Ia menemani petualanganku. Kisah penuh hidup dan mati. Ancaman hutan kuru
bermula saat Gajah situbanda ingin membunuhku.
Politik
suralaya dibawah ke marcapada. Hutan Kurusetra tak bersahabat denganku. Gajah
Situbanda memburu diriku. Ia menerjang diriku hingga aku akan terusir dari
Kurusetra. Aku bersama Mendha berhasil selamat dari ancaman Situbanda.
Aku
terdampar di lembah Tua, seorang pertapa bernama Eyang Guru Mulia menerimaku
sebagai muridnya. Aku diberi keris Kalabendu dan ajian pengawak braja. Keris
yang dapat ditunjamkan jika mantra dirapalnya. Ajian yang dapat merubah diriku
menjadi jilatan api membara sepanas matahari.
Kepergian
Eyang Mulia membuat sedih dan duka. Datang kegelapan di Lembah Tua, Raja Parang
Gupita, raja raksasa buta berperilaku angkara murka. Ia berhasil memnunjamkan
pusaka ke tubuh kecil hingga aku terlulai lemah tak berdaya. Mendha sedih dan
duka mendengar Wisanggeni mendapat luka di tubuhnya. Mendha merawatku hingga
aku sembuh total dari semua luka.
Aku bertapa
di batu untuk menguatkan ilmu dan pusaka. Keberhasilan Wisanggeni membuatnya
untuk melakukan perjalanan dalam menaklukan hewan buas Kurusetra. Aku bersama
Mendha mencari Gajah Situbanda. Perjalanan ini akan memberikan aku kekuatan dan
kehebatan sebelum menyelematkan ibuku.
Di lembah
Tua akan berjalan menuju tempat aku bertemu Gajah Situbanda. Keanehan hutan
kurusetra makin terasa. Cekaman dan kegelapan menyelimutinya. Aku bertemu kera bijak Kurusetra dari pertapa
Kendalisada Mayangkara/ Senggana. Aku bertemu dengan Situbandan salah satu
pimpinan bernama Manuhara. Dengan ajian pengawak braja aku berhasil
menaklukkannya.
Perjalanan
selanjutnya menaklukkan raja hutan Kurusetra. Macan Birawa takluk dalam ajian
pengawak braja. Tapi dalam perjalanan kami pernah di tipu kancil hingga membuat
aku terluka. Birawa dan Manuhara menjadi sahabat setiaku.
Dalam
gerbang di lembah Emas aku bertemu orang yang belum pernah aku lihat. Mulut
lebar membuat orang ketawa. Ia mengaku bernama Bagong. Ia penunjuk jalan
mencari ayahku yang suka bertapa. Di lembah hijau, kami menemukan masalah yang
menghimpit dalam pencariannya. Pasukan kuda Dewasrani mondar- mandir di sekitar
Lembah hijau. Aku terkukai tak berdaya dalam perjalananku mencari ayahku. Luka
dalam yang aku rasakan saat pedang pasukan raksasa buta suruh dewasrani
menunjam ke tubuhku. Aku bertemu ayahku saat luka dalam terasa menyakitkan.
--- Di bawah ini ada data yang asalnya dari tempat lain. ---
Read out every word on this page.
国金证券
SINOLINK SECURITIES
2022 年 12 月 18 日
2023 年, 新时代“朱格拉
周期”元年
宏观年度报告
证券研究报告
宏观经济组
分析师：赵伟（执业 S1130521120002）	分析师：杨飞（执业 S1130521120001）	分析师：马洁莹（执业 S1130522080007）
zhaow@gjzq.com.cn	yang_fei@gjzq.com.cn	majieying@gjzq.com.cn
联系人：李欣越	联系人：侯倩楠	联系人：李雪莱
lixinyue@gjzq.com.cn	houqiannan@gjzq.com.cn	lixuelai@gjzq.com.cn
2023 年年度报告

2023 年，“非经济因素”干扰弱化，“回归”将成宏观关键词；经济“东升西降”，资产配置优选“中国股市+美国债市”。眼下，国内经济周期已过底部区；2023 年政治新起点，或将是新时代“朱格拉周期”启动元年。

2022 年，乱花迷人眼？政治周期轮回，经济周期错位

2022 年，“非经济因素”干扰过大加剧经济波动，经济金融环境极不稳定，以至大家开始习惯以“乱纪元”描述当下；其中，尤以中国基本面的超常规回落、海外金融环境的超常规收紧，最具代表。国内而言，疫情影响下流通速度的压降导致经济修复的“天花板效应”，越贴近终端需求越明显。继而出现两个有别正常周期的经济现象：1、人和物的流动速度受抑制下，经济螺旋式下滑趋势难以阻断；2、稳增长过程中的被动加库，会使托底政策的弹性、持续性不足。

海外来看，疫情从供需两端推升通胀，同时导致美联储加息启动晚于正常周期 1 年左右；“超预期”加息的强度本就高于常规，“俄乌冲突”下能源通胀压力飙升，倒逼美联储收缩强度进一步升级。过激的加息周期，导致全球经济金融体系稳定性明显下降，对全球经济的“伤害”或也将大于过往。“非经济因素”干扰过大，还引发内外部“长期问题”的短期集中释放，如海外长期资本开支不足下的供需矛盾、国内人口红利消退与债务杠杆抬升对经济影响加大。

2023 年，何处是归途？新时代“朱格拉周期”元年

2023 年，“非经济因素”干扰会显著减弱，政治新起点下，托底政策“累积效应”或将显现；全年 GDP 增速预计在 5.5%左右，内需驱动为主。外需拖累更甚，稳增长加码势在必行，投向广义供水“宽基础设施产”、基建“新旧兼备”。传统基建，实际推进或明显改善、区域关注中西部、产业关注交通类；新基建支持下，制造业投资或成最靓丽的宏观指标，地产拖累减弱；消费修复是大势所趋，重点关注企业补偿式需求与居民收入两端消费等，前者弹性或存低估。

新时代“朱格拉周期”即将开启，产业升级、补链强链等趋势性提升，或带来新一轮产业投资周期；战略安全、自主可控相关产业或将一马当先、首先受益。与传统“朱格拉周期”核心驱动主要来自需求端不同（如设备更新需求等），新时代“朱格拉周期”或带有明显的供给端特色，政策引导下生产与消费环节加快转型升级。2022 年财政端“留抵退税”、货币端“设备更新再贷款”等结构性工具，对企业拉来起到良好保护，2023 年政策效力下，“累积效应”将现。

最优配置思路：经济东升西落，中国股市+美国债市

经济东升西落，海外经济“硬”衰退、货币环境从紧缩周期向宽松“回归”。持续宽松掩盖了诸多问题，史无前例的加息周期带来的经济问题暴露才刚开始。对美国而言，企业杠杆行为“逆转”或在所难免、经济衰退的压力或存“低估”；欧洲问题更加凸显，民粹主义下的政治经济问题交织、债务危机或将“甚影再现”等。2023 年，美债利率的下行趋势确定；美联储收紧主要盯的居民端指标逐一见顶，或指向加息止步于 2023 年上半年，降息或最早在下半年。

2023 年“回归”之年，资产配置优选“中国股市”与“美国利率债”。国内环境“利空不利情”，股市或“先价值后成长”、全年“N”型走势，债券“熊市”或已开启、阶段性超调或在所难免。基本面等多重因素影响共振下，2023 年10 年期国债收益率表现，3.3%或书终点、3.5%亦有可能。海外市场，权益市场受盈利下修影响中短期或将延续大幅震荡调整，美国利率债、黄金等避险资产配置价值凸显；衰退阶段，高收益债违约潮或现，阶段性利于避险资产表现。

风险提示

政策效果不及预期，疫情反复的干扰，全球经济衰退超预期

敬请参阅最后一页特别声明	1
Perjalanan membawaku ke Pertapan Dahana.
Aku melihat
kakekku dan membekali diri untuk melakukan tugas dalam menggugat keadilan
Batara. Aku ditemani Semar, Gareng, Petruk
dan Bagong serta ayahku, Birawa, Manuhara dan Mayangkara.
Langkah
kami tersesat di kahyangan Suralaya. Semar sebagai penunjuk jalan terlalu
sombong hingga kami tersesat di sentra Ganda Mayit tempat semayam Batari Durga.
Aku hampir mati disana. Kegelapan bukan disitu saja perjalanan kami menuju ke
gerbang Selo Manangkep seperti kisah yang menakutkan salju tebal dan gangguan
raksasa serta serigala anjing Dewasrani membuat aku luka dalam.
Di
Indraloka kami mendapat sambutan hanggat. Hingga Batara Indra mengantarku
menuju Jonggring Saloka. Aku menanyakan ibuku pada Batara Guru. Ia diam tak
menjawab pertanyaanku. Aku membuat ia agar memberiku jawaban dari pertanyaanku.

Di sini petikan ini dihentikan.